Finding yourself alone in the dim basement with such recognizable works as “Icarus” is an experience similar to happening upon a treasure in an attic. The viewer is forced into such close proximity that it is impossible to step back and take in the composition of each print, let alone the series as a whole. The dark location was chosen partly for conservation purposes, a concern which was made visible by the specially designed frames. Bill Michel, executive director for UChicago Arts and the Logan Center, also explained that the lower level is regularly used by members of the community, and that they were excited to be able to add some art to the location.
A gift from the David and Reva Logan Foundation, Jazz was part of its collection of modern illustrated books.
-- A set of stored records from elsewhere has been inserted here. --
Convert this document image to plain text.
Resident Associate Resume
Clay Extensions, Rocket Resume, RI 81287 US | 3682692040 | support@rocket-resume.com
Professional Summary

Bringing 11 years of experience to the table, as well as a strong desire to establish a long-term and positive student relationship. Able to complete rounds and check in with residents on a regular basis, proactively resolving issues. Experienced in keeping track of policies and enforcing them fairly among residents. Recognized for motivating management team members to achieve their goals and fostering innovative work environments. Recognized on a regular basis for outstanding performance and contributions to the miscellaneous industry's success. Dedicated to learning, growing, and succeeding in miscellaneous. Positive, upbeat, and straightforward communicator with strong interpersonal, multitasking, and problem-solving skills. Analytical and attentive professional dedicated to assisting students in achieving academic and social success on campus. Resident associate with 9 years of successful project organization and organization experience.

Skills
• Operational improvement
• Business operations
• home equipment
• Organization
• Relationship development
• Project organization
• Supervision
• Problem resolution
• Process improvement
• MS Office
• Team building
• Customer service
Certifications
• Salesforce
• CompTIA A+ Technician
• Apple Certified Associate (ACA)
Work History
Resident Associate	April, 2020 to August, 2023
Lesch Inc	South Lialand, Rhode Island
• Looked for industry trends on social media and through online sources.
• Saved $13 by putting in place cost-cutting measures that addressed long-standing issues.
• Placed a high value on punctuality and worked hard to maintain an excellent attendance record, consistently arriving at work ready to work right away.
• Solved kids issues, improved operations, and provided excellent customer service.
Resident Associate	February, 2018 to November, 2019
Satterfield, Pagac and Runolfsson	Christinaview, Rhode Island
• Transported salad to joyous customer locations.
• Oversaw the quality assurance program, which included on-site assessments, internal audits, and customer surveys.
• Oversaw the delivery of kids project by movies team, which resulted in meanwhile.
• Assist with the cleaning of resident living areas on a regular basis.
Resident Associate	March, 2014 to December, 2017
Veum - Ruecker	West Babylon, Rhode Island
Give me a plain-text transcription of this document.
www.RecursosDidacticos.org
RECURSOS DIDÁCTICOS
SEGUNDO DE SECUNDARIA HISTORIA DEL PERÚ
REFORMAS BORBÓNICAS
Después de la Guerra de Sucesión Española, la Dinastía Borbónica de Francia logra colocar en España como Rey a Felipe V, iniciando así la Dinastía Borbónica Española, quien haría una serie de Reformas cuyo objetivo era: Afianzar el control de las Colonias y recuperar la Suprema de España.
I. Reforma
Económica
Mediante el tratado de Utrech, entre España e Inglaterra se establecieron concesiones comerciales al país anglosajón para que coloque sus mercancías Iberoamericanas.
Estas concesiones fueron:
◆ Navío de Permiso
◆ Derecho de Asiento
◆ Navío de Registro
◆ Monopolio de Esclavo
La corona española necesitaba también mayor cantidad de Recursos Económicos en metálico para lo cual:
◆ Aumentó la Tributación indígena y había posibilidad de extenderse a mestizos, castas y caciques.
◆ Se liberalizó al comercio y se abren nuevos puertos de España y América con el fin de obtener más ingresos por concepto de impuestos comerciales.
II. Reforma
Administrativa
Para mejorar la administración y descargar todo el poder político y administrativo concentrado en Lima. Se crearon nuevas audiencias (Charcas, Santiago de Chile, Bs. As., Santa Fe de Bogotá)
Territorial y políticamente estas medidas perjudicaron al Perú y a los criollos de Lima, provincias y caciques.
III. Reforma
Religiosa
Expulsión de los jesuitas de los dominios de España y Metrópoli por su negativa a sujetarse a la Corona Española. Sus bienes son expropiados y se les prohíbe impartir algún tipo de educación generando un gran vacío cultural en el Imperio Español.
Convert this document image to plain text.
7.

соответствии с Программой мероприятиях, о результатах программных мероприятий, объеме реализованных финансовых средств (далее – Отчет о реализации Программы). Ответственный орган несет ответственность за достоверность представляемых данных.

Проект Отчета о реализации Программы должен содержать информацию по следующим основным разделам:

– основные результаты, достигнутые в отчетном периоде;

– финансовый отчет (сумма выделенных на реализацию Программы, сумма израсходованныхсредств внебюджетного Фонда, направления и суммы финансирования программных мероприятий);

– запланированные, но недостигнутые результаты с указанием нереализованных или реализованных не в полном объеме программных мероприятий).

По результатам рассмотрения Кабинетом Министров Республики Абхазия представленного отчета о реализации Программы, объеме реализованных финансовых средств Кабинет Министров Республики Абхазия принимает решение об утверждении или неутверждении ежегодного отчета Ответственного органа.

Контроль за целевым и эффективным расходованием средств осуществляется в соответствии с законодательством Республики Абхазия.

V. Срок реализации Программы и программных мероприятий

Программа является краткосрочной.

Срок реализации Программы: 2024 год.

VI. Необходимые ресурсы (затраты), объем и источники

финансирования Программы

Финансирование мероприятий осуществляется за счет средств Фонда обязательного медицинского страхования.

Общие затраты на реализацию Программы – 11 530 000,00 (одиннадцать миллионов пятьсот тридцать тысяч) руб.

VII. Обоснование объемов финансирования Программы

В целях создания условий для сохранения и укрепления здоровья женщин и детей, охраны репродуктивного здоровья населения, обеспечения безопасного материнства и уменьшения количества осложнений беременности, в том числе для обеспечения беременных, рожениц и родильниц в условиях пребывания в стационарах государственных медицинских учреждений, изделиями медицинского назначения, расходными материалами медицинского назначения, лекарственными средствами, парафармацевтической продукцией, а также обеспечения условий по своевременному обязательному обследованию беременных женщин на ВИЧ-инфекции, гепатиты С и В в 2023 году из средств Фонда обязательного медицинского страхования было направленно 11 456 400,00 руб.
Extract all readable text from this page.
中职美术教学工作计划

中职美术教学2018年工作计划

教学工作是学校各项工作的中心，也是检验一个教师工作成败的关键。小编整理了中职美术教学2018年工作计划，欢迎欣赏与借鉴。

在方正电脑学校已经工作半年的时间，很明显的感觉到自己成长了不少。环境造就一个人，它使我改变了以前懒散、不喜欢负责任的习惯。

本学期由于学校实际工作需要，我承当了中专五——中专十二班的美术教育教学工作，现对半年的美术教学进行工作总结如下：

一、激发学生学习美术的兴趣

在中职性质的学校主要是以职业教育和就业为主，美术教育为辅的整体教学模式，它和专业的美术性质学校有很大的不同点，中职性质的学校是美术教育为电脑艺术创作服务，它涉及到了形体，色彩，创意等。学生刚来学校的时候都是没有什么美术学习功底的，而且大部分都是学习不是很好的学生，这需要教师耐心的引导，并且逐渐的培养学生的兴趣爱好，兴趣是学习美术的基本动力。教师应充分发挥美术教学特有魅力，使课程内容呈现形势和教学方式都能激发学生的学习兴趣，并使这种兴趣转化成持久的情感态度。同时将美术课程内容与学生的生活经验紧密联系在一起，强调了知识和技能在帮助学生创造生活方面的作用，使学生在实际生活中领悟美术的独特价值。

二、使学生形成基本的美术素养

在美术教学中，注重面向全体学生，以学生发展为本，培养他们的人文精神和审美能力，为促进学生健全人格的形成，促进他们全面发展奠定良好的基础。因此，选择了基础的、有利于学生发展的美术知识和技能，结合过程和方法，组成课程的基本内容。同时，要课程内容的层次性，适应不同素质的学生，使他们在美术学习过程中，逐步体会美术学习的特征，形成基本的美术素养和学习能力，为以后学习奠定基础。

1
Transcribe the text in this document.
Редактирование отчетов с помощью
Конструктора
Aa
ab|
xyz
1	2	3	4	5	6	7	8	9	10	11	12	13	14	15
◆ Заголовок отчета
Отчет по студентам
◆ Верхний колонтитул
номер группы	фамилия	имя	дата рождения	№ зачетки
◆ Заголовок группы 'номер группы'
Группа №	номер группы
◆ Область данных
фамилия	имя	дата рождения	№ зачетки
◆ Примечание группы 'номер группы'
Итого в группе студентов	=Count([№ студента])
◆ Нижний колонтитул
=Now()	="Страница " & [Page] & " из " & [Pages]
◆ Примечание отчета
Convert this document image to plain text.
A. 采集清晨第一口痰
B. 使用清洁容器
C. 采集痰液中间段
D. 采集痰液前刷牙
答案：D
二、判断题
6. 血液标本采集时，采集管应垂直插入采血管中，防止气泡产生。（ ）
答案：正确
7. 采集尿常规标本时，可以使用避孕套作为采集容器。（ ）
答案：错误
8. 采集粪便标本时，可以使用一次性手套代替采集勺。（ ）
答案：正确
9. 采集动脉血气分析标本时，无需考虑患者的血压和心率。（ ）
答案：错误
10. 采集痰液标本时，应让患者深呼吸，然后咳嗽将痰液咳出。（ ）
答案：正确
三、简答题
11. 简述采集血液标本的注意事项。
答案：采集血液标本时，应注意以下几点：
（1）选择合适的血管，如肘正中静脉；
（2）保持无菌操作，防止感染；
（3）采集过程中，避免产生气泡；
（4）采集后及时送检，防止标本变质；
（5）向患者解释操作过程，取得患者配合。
Matisse created the book entirely on his own, beginning the pieces in 1943 and completing the project with an accompanying text in 1946. The images represent everything from “Lagoon” to “The Knife Thrower” to “The Cowboy,” but are united by what Matisse called the common theme of “memories and circuses, folktales and voyages.” No matter how diverse the subject matter, the images of Jazz undoubtedly form a collection.
Matisse’s handwritten texts are almost as visually stimulating as the bold forms opposite them, creating something closer to a diptych than a book page. Although they are stenciled prints, they retain the physicality of the paper cutouts that Matisse used to create the original images. There is a tangible depth to the shapes and a vitality in the colors, even for something as simple as an orange circle. It is often through these stark forms, the places where Matisse clearly achieved his vision of “form filtered to its essentials,” that one feels confronted by, or perhaps sucked into, the scene.
It is easy at first to dismiss the prints as well-designed compositions, shapes that merely serve as visual patterns. The more one allows oneself to be immersed in them, however, the more apparent it becomes that each image captures a genuine moment—a scene with layers of life and movement. The petal shapes in “Pierrot’s Funeral” don’t just serve as an aesthetic border. Rather, they fall straight from the plumes of the passing parade and threaten to float off the page. Who would have guessed that the colorless hallways of the Logan Center basement would become the home of such masterpieces?